E. Manifestasi Klinis
Bronchitis
Gejala umum bronkitis akut maupun bronkitis kronik
adalah:
1.
Batuk dan produksi sputum
adalah gejala yang paling umum biasanya terjadi setiap hari. Intensitas batuk,
jumlah dan frekuensi produksi sputum bervariasi dari pasien ke pasien. Dahak
berwarna yang bening, putih atau hijau-kekuningan.
2.
Dyspnea (sesak napas) secara
bertahap meningkat dengan tingkat keparahan penyakit. Biasanya, orang dengan
bronkitis kronik mendapatkan sesak napas dengan aktivitas dan mulai batuk.
3.
Gejala kelelahan, sakit
tenggorokan , nyeri otot, hidung tersumbat, dan sakit kepala dapat menyertai
gejala utama.
4.
Demam dapat mengindikasikan
infeksi paru-paru sekunder virus atau bakteri.
Pada bronkitis akut, batuk terjadi selama
beberapa minggu. Sesorang didiagnosis bronkitis kronik ketika mengalami batuk
berdahak selama paling sedikit tiga bulan selama dua tahun berturut-turut. Pada
bronkitis kronik mungkin saja seorang penderita mengalami bronkitis akut
diantara episode kroniknya, dan batu mungkin saja hilang namun akan muncul
kembali (Smeltzer & Bare, 2001).
F.
Komplikasi
Komplikasi bronchitis menurut Behrman (1999), antara lain :
1. Otitis
media akut .
Yaitu keadaan terdapatnya cairan di
dalam telinga tengah dengan tanda dan gejala infeksi dan dapat disebabkan
berbagai patogen termasuk Sterptococcus pneumoniae dan Haemophilus
influenzae. Mikroorganisme patogen penyebab bronkhtis menebar dan masuk ke
dalam saluran telinga tengah dan menimbulkan peradangan sehingga terjadi
infeksi.
2. Sinusitis
maksilaris
Yaitu radang sinus yang ada di
sekitar hidung yang disebabkan oleh komplikasi peradangan jalan nafas bagian
atas dibantu oleh adanya faktor predisposisi.

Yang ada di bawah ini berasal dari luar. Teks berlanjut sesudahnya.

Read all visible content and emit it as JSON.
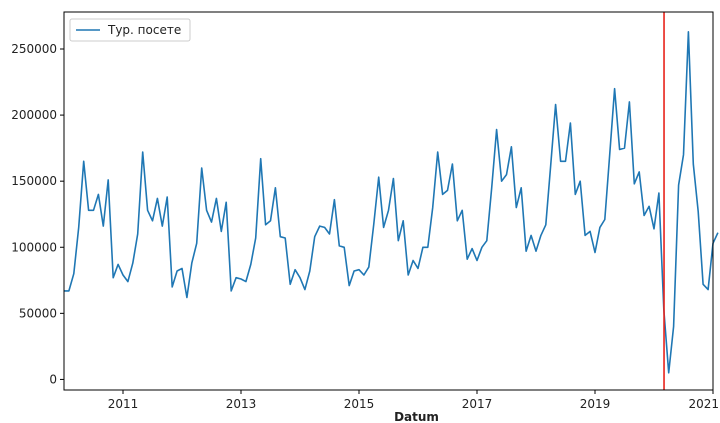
{
  "chart_data": {
    "type": "line",
    "xlabel": "Datum",
    "ylabel": "",
    "xlim": [
      2010.0,
      2021.0
    ],
    "ylim": [
      -8000,
      278000
    ],
    "x_ticks": [
      {
        "value": 2011,
        "label": "2011"
      },
      {
        "value": 2013,
        "label": "2013"
      },
      {
        "value": 2015,
        "label": "2015"
      },
      {
        "value": 2017,
        "label": "2017"
      },
      {
        "value": 2019,
        "label": "2019"
      },
      {
        "value": 2021,
        "label": "2021"
      }
    ],
    "y_ticks": [
      {
        "value": 0,
        "label": "0"
      },
      {
        "value": 50000,
        "label": "50000"
      },
      {
        "value": 100000,
        "label": "100000"
      },
      {
        "value": 150000,
        "label": "150000"
      },
      {
        "value": 200000,
        "label": "200000"
      },
      {
        "value": 250000,
        "label": "250000"
      }
    ],
    "grid": false,
    "legend_position": "top-left",
    "vline": {
      "x": 2020.17,
      "color": "#e8231b"
    },
    "series": [
      {
        "name": "Тур. посете",
        "color": "#1f77b4",
        "x_start": 2010.0,
        "x_step": 0.08333,
        "values": [
          67000,
          67000,
          80000,
          115000,
          165000,
          128000,
          128000,
          140000,
          116000,
          151000,
          77000,
          87000,
          79000,
          74000,
          88000,
          110000,
          172000,
          128000,
          120000,
          137000,
          116000,
          138000,
          70000,
          82000,
          84000,
          62000,
          88000,
          103000,
          160000,
          128000,
          119000,
          137000,
          112000,
          134000,
          67000,
          77000,
          76000,
          74000,
          87000,
          107000,
          167000,
          117000,
          120000,
          145000,
          108000,
          107000,
          72000,
          83000,
          77000,
          68000,
          82000,
          108000,
          116000,
          115000,
          110000,
          136000,
          101000,
          100000,
          71000,
          82000,
          83000,
          79000,
          85000,
          117000,
          153000,
          115000,
          128000,
          152000,
          105000,
          120000,
          79000,
          90000,
          84000,
          100000,
          100000,
          130000,
          172000,
          140000,
          143000,
          163000,
          120000,
          128000,
          91000,
          99000,
          90000,
          100000,
          105000,
          145000,
          189000,
          150000,
          155000,
          176000,
          130000,
          145000,
          97000,
          109000,
          97000,
          109000,
          117000,
          162000,
          208000,
          165000,
          165000,
          194000,
          140000,
          150000,
          109000,
          112000,
          96000,
          115000,
          121000,
          170000,
          220000,
          174000,
          175000,
          210000,
          148000,
          157000,
          124000,
          131000,
          114000,
          141000,
          53000,
          5000,
          40000,
          147000,
          170000,
          263000,
          163000,
          127000,
          72000,
          68000,
          103000,
          111000
        ]
      }
    ]
  }
}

Infeksi pada sinus dapat
menyebabkan bronkhospasme, edema dan hipersekresi sehingga mengakibatkan
bronchitis.
3. Pneumonia
Pneumonia
adalah radang paru yang disebabkan oleh bermacammacam etiologi seperti bakteri,
virus, jamur, dan benda asing. Jika bronchitis tidak ditangani dengan baik
secara tuntas atau jika daya tahan tubuh jelek, maka proses peradangan akan
terus berlanjut disebut bronchopneumoniae. Gejala yang muncul umumnya berupa
nafas yang memburu atau cepat dan sesak nafas karena paru-paru mengalami
peradangan. Pneumonia berat ditandai adanya batuk atau kesukaran bernafas,
sesak nafas ataupun penarik dinding dada sebelah bawah kedalam.
G.
Penatalaksanaan
Objektif utama pengobatan adalah untuk menjaga agar bronchioles
terbuka dan berfungsi, untuk memudahkan pembuangan sekresi bronchial, untuk
mencegah infeksi, dan untuk mencegah kecacatan. Perubahan dalam pola sputum
(sifat, warna, jumlah, ketebalan) dan dalam pola batuk adalah tanda yang
penting untuk dicatat. Infeksi bakteri kambuhan diobati dengan terapi
antibiotic berdasarkan hasil pemeriksaan kultur dan sensitivitas. Untuk
membantu membuang sekresi bronchial, diresepkan bronchodilator untuk
menghilangkan bronchospasme dan mengurangi obstruksi jalan napas sehinggga
lebih banyak oksigen didistribusikan ke seluruh bagian paru, dan ventilasi
alveolar diperbaiki. Postural drainage dan perkusi dada setelah pengobatan biasanya sangat membantu,
terutama bila terdapat bronchiectasis. Cairan (yang diberikan per oral atau
parenteral jika bronchospasme berat) adalah bagian penting dari terapi, karena
hidrasi yang baik membantu untuk mengencerkan sekresi sehingga dapat dengan
mudah dikeluarkan dengan membatukannya. Terapi kortikosteroid mungkin digunakan
ketika pasien tidak menunjukkan keberhasilan terhadap pengukuran yang lebih
konservatif. Pasien harus menghentikan merokok karena menyebabkan
bronchoconstrictor, melumpuhkan sillia, yang penting dalam membuang partikel
yang mengiritasi, dan menginaktivasi surfactants, yang memainkan peran penting
dalam memudahkan pengembangan paru-paru. Perokok juga lebih rentan terhadap
infeksi bronchial (Smeltzer & Bare, 2001).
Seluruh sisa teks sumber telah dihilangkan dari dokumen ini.